Congratulations to beans&franks for FTF.
HGA stands for Holy Guardian Angel Church, although it is mostly known just as Guardian Angel Church. It was the first Roman Catholic church in the area. The church is no longer used except on Christmas Eve, but you can peek in the windows if you care to glimpse the interior. The attached old cemetery (or should I say graveyard!) has some really interesting headstones in it also.
Up until after the American Revolution in 1776, Pennsylvania law prohibited Catholic churches from being built, although they did allow meeting houses (such as the Quakers had) or Catholic Chapels. About 1800, Casper W. Easley, Sr received this land for his service in the American Revolution and he settled here from Maryland. He was the initiator of the church but it wasn't until 1872 that there was a priest in the area and there was a need for a church building. In 1872, right before his death, Casper W. Easley, Jr donated part of his farmland for the church and accompanying cemetery.

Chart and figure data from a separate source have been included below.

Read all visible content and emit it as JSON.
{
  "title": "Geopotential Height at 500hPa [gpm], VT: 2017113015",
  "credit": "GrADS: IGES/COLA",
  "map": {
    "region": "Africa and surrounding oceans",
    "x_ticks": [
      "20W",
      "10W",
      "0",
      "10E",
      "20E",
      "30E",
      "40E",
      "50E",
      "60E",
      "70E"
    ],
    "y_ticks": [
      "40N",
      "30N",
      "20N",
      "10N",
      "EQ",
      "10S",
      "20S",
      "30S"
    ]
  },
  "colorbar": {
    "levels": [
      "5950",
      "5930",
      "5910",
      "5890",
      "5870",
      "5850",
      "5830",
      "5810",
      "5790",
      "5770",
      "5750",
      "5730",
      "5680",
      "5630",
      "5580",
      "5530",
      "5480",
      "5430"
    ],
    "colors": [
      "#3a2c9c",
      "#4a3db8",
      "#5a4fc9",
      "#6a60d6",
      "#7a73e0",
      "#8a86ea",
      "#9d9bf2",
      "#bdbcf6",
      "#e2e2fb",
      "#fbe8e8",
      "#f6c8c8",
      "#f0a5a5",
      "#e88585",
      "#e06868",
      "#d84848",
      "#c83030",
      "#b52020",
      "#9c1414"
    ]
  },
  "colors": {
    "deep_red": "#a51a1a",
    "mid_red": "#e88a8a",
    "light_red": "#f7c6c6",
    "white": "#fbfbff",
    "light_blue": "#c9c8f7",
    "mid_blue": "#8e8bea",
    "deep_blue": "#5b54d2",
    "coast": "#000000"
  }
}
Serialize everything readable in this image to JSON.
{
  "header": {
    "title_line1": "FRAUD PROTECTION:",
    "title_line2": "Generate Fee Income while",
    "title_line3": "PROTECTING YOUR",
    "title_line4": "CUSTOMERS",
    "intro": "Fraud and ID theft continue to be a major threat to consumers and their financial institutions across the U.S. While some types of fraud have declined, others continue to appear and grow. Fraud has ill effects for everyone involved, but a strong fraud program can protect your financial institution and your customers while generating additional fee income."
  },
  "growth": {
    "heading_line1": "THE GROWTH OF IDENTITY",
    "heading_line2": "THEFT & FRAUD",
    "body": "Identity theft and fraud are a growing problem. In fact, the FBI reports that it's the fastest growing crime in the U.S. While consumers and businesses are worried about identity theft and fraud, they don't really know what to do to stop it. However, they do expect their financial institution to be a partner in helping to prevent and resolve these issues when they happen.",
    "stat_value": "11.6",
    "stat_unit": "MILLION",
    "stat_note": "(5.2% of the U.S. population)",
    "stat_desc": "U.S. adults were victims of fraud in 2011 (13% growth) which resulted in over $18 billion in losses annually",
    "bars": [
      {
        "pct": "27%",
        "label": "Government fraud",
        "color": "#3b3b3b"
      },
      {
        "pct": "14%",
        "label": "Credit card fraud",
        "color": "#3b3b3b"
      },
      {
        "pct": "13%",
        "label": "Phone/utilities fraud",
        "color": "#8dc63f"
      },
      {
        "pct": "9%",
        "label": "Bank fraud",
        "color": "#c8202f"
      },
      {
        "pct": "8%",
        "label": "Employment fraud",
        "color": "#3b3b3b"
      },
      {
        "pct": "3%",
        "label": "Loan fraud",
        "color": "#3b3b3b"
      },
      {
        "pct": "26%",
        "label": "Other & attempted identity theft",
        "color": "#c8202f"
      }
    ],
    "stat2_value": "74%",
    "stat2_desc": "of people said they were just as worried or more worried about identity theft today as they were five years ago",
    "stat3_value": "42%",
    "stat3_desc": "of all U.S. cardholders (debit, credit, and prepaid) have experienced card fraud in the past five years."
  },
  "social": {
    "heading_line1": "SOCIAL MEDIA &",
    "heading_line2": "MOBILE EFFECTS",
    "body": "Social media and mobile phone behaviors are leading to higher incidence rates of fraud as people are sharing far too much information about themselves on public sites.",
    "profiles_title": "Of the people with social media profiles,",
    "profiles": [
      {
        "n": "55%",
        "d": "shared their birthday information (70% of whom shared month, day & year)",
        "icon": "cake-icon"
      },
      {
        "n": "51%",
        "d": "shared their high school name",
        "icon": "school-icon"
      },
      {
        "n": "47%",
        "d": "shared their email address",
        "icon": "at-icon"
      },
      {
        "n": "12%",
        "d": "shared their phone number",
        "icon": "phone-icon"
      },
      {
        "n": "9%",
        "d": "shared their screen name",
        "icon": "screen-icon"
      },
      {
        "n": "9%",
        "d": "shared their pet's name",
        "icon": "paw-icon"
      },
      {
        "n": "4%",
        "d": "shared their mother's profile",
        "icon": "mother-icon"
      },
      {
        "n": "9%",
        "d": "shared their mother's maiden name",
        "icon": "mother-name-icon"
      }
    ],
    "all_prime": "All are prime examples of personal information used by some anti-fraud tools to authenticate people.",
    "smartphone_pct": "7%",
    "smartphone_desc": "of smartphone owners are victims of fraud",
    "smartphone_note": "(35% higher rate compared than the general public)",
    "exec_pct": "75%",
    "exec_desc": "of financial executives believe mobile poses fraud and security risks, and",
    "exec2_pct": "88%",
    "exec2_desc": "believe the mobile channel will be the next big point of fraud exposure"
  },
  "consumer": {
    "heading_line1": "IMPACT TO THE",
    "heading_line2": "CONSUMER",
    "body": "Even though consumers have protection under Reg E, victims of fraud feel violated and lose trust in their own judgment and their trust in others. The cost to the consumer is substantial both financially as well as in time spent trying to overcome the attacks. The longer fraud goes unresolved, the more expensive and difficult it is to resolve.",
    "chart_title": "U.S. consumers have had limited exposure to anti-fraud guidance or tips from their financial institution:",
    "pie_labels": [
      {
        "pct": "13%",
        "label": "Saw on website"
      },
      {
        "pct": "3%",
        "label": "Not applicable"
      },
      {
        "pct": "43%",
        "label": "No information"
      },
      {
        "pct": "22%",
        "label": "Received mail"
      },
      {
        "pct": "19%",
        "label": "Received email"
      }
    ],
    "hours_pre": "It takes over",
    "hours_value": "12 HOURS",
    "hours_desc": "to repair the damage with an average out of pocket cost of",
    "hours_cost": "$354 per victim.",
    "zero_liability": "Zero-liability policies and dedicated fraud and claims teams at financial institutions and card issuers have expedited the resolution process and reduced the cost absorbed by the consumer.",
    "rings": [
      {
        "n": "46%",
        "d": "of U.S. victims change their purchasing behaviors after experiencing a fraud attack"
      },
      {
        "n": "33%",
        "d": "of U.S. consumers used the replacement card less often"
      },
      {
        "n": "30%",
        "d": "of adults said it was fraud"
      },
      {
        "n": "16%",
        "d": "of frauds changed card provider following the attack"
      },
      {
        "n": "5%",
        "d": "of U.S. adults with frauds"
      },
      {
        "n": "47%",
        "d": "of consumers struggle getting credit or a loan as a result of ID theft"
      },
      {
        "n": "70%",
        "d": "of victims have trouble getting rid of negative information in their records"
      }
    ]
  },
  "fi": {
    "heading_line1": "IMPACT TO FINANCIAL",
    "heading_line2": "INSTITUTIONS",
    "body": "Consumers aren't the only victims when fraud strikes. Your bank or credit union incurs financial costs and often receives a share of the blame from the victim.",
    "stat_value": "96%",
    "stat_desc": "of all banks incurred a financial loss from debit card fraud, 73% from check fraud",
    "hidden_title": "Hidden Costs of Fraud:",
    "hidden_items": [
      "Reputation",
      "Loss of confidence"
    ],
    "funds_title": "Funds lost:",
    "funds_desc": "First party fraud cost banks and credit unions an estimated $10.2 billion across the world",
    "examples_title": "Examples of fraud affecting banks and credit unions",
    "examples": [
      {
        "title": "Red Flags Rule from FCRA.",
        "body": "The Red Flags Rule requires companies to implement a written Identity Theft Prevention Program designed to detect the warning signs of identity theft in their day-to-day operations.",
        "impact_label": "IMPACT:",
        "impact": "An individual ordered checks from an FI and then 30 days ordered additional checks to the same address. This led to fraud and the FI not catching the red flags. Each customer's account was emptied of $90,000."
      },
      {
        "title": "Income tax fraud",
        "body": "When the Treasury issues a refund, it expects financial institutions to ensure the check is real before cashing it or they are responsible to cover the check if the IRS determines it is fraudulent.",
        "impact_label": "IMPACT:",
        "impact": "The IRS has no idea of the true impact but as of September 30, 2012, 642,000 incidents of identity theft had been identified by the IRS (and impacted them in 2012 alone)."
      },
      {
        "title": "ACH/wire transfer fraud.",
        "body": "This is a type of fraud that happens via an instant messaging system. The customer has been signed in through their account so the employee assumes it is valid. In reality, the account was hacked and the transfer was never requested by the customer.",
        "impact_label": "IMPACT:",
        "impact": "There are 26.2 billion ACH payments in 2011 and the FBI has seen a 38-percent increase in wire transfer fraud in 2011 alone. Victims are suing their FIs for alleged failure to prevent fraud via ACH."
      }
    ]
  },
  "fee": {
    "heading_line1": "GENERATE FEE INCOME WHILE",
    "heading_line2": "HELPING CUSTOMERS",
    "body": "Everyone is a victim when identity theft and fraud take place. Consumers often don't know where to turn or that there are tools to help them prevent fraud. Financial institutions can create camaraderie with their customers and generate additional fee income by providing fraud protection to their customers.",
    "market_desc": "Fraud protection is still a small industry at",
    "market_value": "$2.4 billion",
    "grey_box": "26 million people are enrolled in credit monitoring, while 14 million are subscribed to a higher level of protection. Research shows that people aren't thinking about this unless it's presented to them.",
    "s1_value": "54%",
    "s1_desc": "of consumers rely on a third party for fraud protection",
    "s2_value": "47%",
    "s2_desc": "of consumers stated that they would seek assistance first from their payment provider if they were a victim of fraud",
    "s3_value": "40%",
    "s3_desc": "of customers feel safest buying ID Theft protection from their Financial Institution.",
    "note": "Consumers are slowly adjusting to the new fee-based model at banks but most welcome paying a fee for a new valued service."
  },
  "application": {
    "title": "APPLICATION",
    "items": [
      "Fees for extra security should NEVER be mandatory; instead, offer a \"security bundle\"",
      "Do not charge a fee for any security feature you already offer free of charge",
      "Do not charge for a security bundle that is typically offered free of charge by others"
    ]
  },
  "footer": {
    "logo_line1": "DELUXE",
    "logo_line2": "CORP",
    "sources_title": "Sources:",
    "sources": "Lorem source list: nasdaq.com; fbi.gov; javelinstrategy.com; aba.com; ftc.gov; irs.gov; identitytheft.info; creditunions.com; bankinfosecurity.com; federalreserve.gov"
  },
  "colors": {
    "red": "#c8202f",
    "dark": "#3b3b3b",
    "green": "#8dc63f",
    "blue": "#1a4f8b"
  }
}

Construction was started in 1872 and that year is written above the front door of the church in the tower and in the keystone along with the words "HOLY GUARDIAN ANGEL", but the building wasn't formally dedicated until 1878. It is known that the outside was finished fairly quickly and that the congregation met in the unfinished building for several years until the interior was finished in 1878. Most likely, the inside was finished as money became available. The brick building is 32' x 57' and is built in the Gothic Style. There are no exact records, but it is thought that the bricks were hand fired on the site as the church was being built. When done, the church had 3 alters and seated 200, and according to old records most of those seats were usually filled. A 32' high bell tower was added on in 1908, but after a bad storm in the late 1900s it was greatly reduced in height.